We can see it too. That’s why we’re kicking off the NME 100 2020 – our tips for the year’s essential new artists – with Girl In Red. With massive tunes, religiously rowdy gigs, and a dedicated young fanbase hanging on to her shameless message of fun, progress and acceptance, she’s the hero that the decade needs – and one to win over indie kids across the planet. Among the peers of her generation rewriting the rulebook of what it is to be the rockstar, 2020 is hers for the taking.
Born in the quiet North West Norwegian town of Horten in 1999, Ulven enjoyed her childhood with her sisters and divorced parents, curious about music but more obsessed with The Simpsons and fingerboarding (the latter is an obsession that still consumes her to this day… more on that later – but you can check out some footage of her fingerboard battling as a youngster below). Still, she sensed that she wanted to be “a superstar, a pirate, or a pirate superstar”.
At 12 she was gifted her first guitar, and four years later, inspired by The Smiths and other “cool bedroom artists”, started releasing her own songs on Soundcloud in her native tongue and under her real name. You can still find Marie Ulven material on Spotify that shows the embryonic elements of the Girl In Red sound, but she insists that her early music was “not good”. To prove her point, she gets her phone out and plays us some. We don’t speak Norwegian too well, so we ask her to translate.
“You’re running away from me / Far away ahead, you’re turning around…” she says with a shrug and a cringe. “That song was about a boy. Since I started releasing all my Girl In Red music, I’ve pretty much been out. My first song for the project was ‘I Wanna Be Your Girlfriend’, which was totally about a girl.”
Girl In Red came to be in 2017 after Ulven realised she was in love with her best friend and tried to find her at a concert. She spotted her wearing a red sweater and texted her the words ‘girl in red’. Nothing came of it, but that feeling of romance and excitement tinged with a little longing set out the direction for Girl In Red’s music from that moment.
As Girl In Red, Ulven sees no need to code her thoughts and feelings. They’re pretty direct, and that’s what her fans buy into. “They’re so pretty it hurts / I’m not talking ’bout boys / I’m talking ’bout girls / They’re so pretty with their button-up shirts,” she sings on the bristling rush of ‘Girls’, while on the tender ‘We Fell In Love In October’ she recalls days lost to “smoking cigarettes on the roof” and vows “You will be my girl / You will be my world.”

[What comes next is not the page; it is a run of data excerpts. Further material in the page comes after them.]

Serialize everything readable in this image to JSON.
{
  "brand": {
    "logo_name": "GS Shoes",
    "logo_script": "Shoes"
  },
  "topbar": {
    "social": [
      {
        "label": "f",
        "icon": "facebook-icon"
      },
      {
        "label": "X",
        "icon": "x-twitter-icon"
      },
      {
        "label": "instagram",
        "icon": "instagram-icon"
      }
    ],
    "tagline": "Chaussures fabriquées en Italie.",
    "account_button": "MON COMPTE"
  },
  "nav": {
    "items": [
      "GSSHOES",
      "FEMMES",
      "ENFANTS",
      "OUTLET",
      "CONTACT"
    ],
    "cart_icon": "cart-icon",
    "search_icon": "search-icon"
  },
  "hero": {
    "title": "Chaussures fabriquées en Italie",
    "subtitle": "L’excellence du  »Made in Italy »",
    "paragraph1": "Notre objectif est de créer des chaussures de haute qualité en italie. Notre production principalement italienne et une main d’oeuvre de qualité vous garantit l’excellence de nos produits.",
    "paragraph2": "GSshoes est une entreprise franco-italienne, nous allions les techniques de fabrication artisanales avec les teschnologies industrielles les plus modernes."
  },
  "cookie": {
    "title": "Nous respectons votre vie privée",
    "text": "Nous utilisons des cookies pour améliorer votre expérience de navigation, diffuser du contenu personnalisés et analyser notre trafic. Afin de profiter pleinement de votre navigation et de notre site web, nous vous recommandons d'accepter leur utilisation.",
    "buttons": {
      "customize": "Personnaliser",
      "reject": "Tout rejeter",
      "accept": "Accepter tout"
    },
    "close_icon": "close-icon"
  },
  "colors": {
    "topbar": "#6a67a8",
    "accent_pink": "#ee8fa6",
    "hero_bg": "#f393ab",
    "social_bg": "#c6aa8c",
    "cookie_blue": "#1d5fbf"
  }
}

The first time NME spoke to Ulven was during her first US tour last April, where she’d already found an audience so devoted that they’d “just run right up and scream in my face”. She was already changing and saving lives. “I have a bunch of queer kids following me because they see themselves in me and the lyrics, because they need that direct ability to relate to something,” she told us. “I have people messaging me all the time to say like ‘Yo, I came out to your song’, or ‘I’m in the car right now and I just played ‘Girls’ in front of mom and I told her I’m gay’.”

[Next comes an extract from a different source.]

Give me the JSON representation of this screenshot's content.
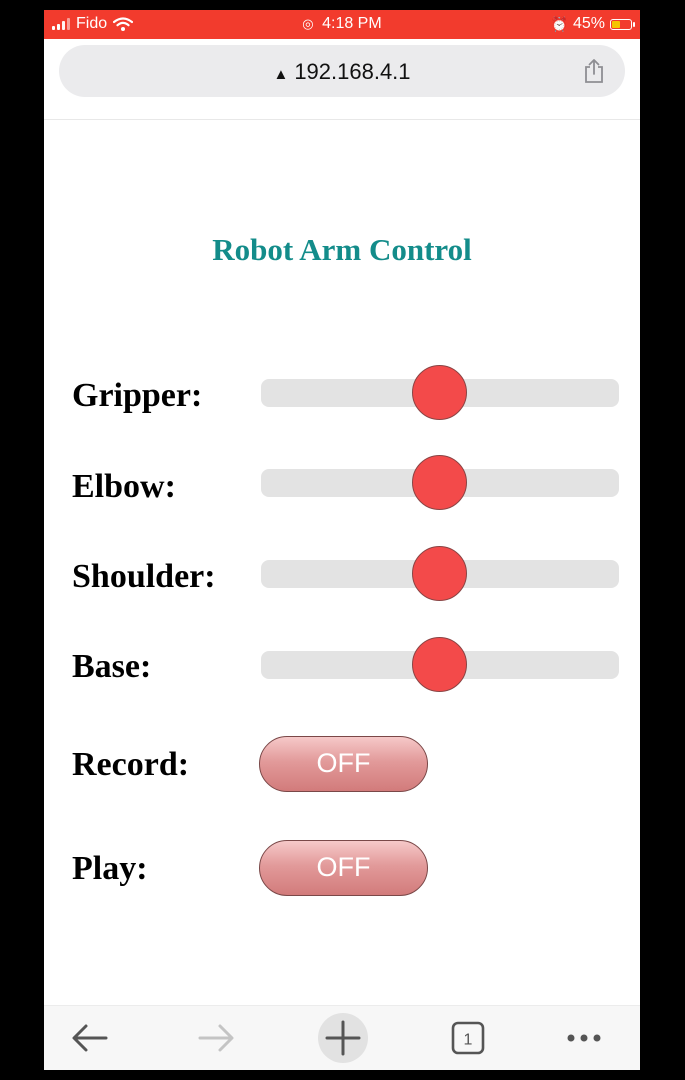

Back in London, she tells us how her fanbase is growing larger and louder by the day.
How does it feel seeing more and more of your fans in the flesh, instead of just streaming numbers?
“I’ll see two million streams on my new song, which is awesome but it’s also this number that I can’t understand. To see 1,000 people in front of you singing to that song is when it really gets cool.”

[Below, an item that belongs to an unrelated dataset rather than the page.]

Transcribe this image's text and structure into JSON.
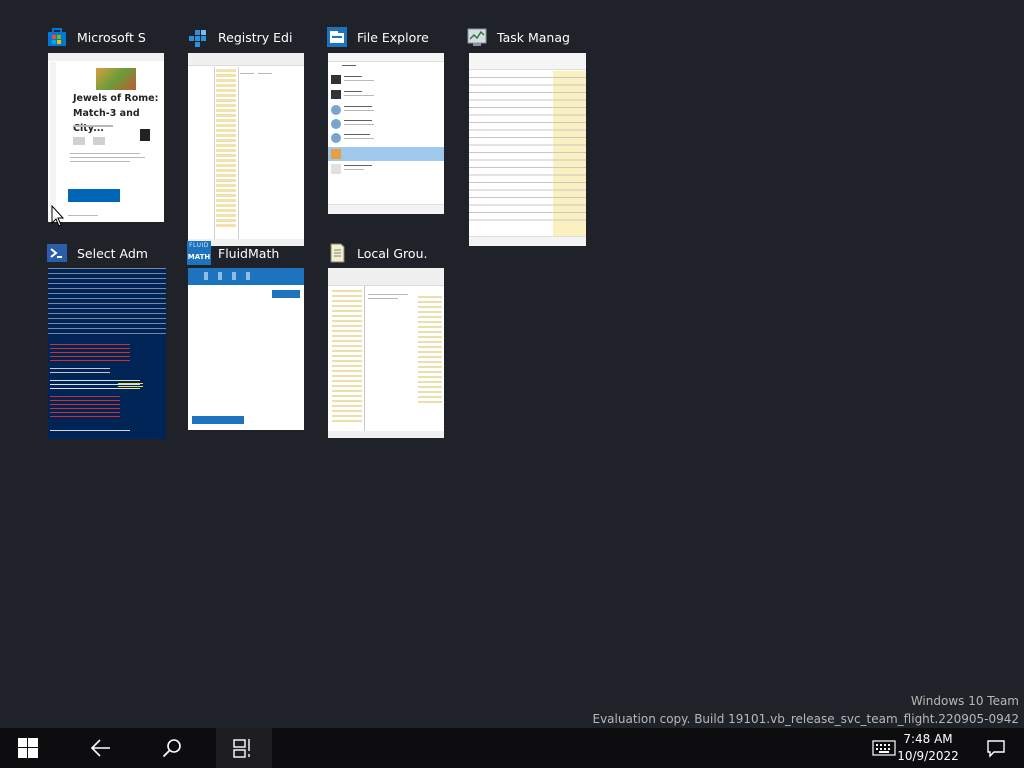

How would you describe your relationship with your fans?
“Right now, I feel like it’s really healthy. In the beginning, I think I got too close to some people. Not in a weird way, but they would pour their entire emotional life onto me and I would try to help them and give advice and stuff like that. Eventually, I realised that I don’t have enough emotional capacity to also take care of all these other people.”
But there’s a little more distance now?
“I’m in some group WhatsApp chats and still connect with them, but it’s not like I’m a shrink to them. It feels more healthy to me now. I still get a lot of messages from people asking me to help them, but I try to stay away from that kind of stuff because I know that it’s harmful for me. I wish I could help everybody, that would be ideal. Now it’s really good and I feel really close to everyone I meet. Everyone’s like, ‘We wanna grow with you!’ and I’m like, ‘And I love you!’”
Do you feel as if anything is out of bounds when writing a song?
“I don’t feel like that. I think that everything I experience is pretty normal stuff. It’s not like I’ve killed somebody and am trying to hide it. I have a song called ‘Dead Girl In The Pool’, but that’s not actually about killing anybody. My fans are genuine, and we connect because I’m honest and real with them.”
Marie’s publicist tells us to wrap up so they can Uber it across town to soundcheck in Camden. We bundle in to continue the interview, and wind through North London joking about how ‘showbiz’ all this seems and how the paparazzi could chase us at any second. “I’ve never understood that whole side of the press,” she says, recalling how being playlisted by Billie Eilish saw a Norwegian tabloid suddenly writing about her. “I was like, ‘Oh now they care!’” she laughs.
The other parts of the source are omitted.